Jazz pianist Jeff is a recovering alcoholic and has been calm for almost three years. But he hasn’t yet begun to get his new state gift. Despite his satisfying marriage, his soul is a bag of anxiety — both his AA sponsor and his therapist appear to be devoted to new padding. The bag is set to explode, as Jeff is afraid to visit his exaggerated family in the week of July 4th.

Joe List, a comedian who co-authored the script, plays Jeff with the belief of a sloppy and sad bag. His real partner, comedian Sarah Tollemache, is grounded and fascinating as his wife Beth. The couple has a bantaling style that symbolizes off-screen gigs. However, neither of these talents (or, for that matter, one of the better support casts) has much to do with why you’re reading this review.

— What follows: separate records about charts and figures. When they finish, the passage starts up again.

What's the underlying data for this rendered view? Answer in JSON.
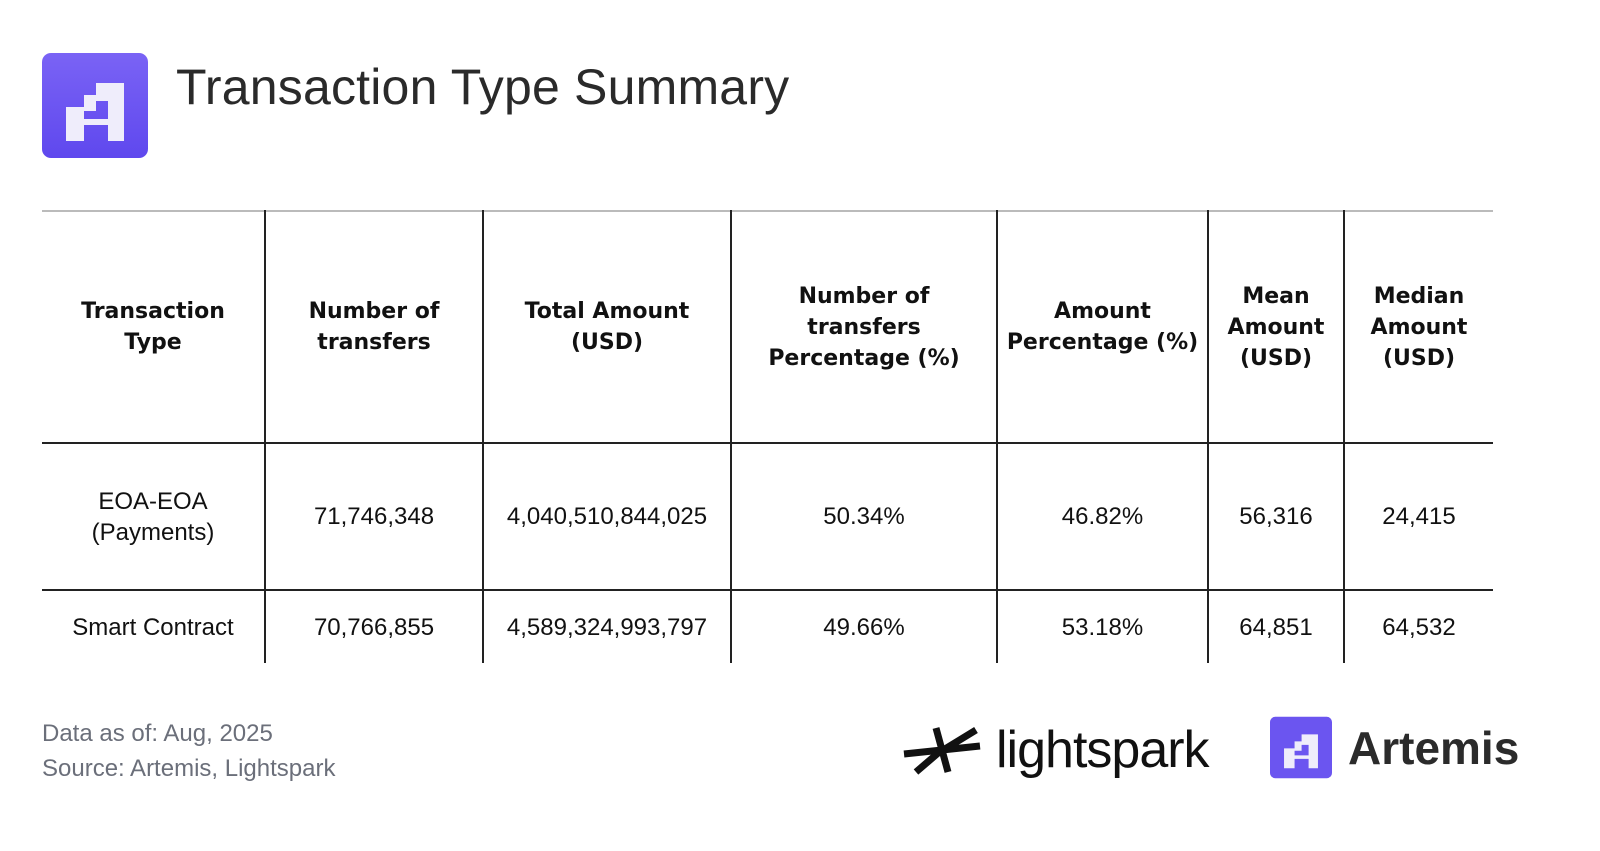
{
  "header": {
    "title": "Transaction Type Summary",
    "logo": "artemis-logo"
  },
  "colors": {
    "brand": "#6b55f0",
    "text": "#111111",
    "muted": "#6b6f7a"
  },
  "chart_data": {
    "type": "table",
    "columns": [
      "Transaction Type",
      "Number of transfers",
      "Total Amount (USD)",
      "Number of transfers Percentage (%)",
      "Amount Percentage (%)",
      "Mean Amount (USD)",
      "Median Amount (USD)"
    ],
    "rows": [
      [
        "EOA-EOA (Payments)",
        "71,746,348",
        "4,040,510,844,025",
        "50.34%",
        "46.82%",
        "56,316",
        "24,415"
      ],
      [
        "Smart Contract",
        "70,766,855",
        "4,589,324,993,797",
        "49.66%",
        "53.18%",
        "64,851",
        "64,532"
      ]
    ]
  },
  "footer": {
    "date": "Data as of: Aug, 2025",
    "source": "Source: Artemis, Lightspark",
    "lightspark": "lightspark",
    "artemis": "Artemis"
  }
}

The director of “Independence Day” and other writers are Louis CK, a cartoonist who is keen to maintain his career after receiving multiple accusations of sexual misconduct. Louis CK has not faced criminal accusations, but his actions over the past few years, which he finally admitted, have been sneaky, cold and harmful. It leads to what some people call cancellation.

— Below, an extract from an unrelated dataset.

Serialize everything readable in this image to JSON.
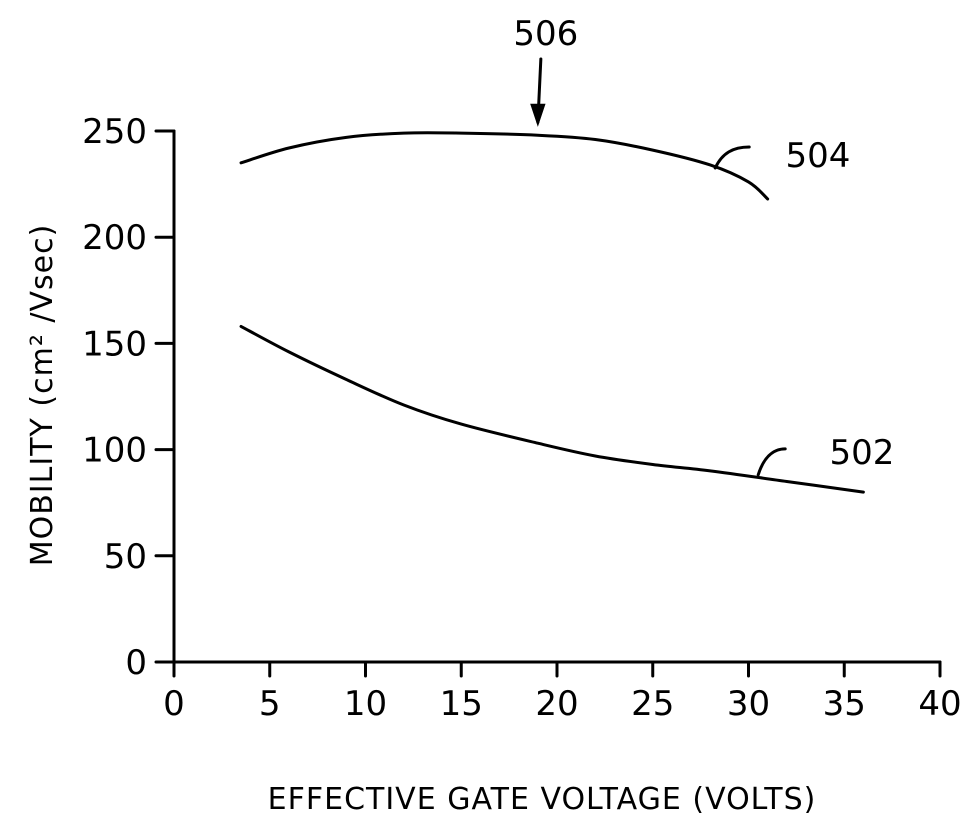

What he does in this movie will seem to help his list of colleagues who seem to have poured much of his own life into this story. For better or for worse, the story of being more moody than the humor from Jeff’s tragedy. A vacation trip to Maine-and his impressive hut on the lush hillside-perhaps reveals a clan of outstanding horror: a mother (Polaplum), whom Jeff considers exactly a “spider”. And make the racist and sexist cousin and uncle Puck Archie Bunker look like Dalai Lama. Jeff talks about when a female cousin appears with an interracial friend, recently widowed Naomi (Tara Pacheco), and a boy, what this arrival has brought from the family. Find one. Jeff’s dad (Robert Walsh) rarely talks.

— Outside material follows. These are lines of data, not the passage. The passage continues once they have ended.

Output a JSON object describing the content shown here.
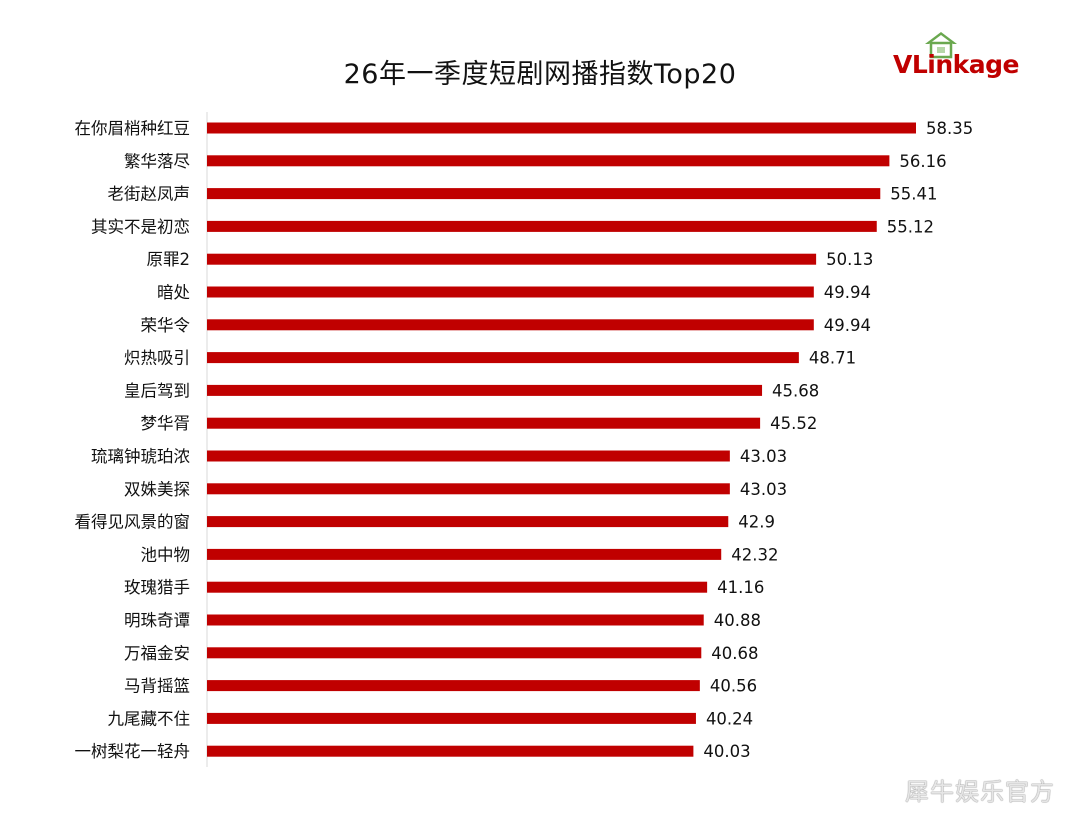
{
  "chart_data": {
    "type": "bar",
    "orientation": "horizontal",
    "title": "26年一季度短剧网播指数Top20",
    "categories": [
      "在你眉梢种红豆",
      "繁华落尽",
      "老街赵凤声",
      "其实不是初恋",
      "原罪2",
      "暗处",
      "荣华令",
      "炽热吸引",
      "皇后驾到",
      "梦华胥",
      "琉璃钟琥珀浓",
      "双姝美探",
      "看得见风景的窗",
      "池中物",
      "玫瑰猎手",
      "明珠奇谭",
      "万福金安",
      "马背摇篮",
      "九尾藏不住",
      "一树梨花一轻舟"
    ],
    "values": [
      58.35,
      56.16,
      55.41,
      55.12,
      50.13,
      49.94,
      49.94,
      48.71,
      45.68,
      45.52,
      43.03,
      43.03,
      42.9,
      42.32,
      41.16,
      40.88,
      40.68,
      40.56,
      40.24,
      40.03
    ],
    "value_labels": [
      "58.35",
      "56.16",
      "55.41",
      "55.12",
      "50.13",
      "49.94",
      "49.94",
      "48.71",
      "45.68",
      "45.52",
      "43.03",
      "43.03",
      "42.9",
      "42.32",
      "41.16",
      "40.88",
      "40.68",
      "40.56",
      "40.24",
      "40.03"
    ],
    "xlim": [
      0,
      58.35
    ],
    "grid": false,
    "bar_color": "#c00000",
    "xlabel": "",
    "ylabel": ""
  },
  "logo": {
    "text": "VLinkage",
    "brand_color": "#c00000",
    "mark_color": "#6aa84f"
  },
  "watermark": {
    "text": "犀牛娱乐官方"
  }
}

As a director, Louis CK is a few feet wrong. Casting yourself as Jeff’s passive-aggressive therapist is a bad move. His performance is drool, but not enough to make his presence more than distracting. Then one morning, when Jeff is playing the piano in the cabin, there is a soup-like montage of Jeff and Beth. And Louis CK breaks out again to signal Jeff’s dad’s fragile emotional state — and the flashy green lights that fill the scene before Jeff’s meltdown. And finally, there is the ending. The dynamics of the family here are mercilessly brutal, so it’s a real shock to see how great the movie was to write it on paper. “Dr.” Phil “producer rewriting the three-act structure of Tracy Letts’ play. Without the involvement of Louis CK, the movie is worth shrugging “Nice Try”.

July 4th
Unrated. Execution time: 1 hour 30 minutes. At the theater.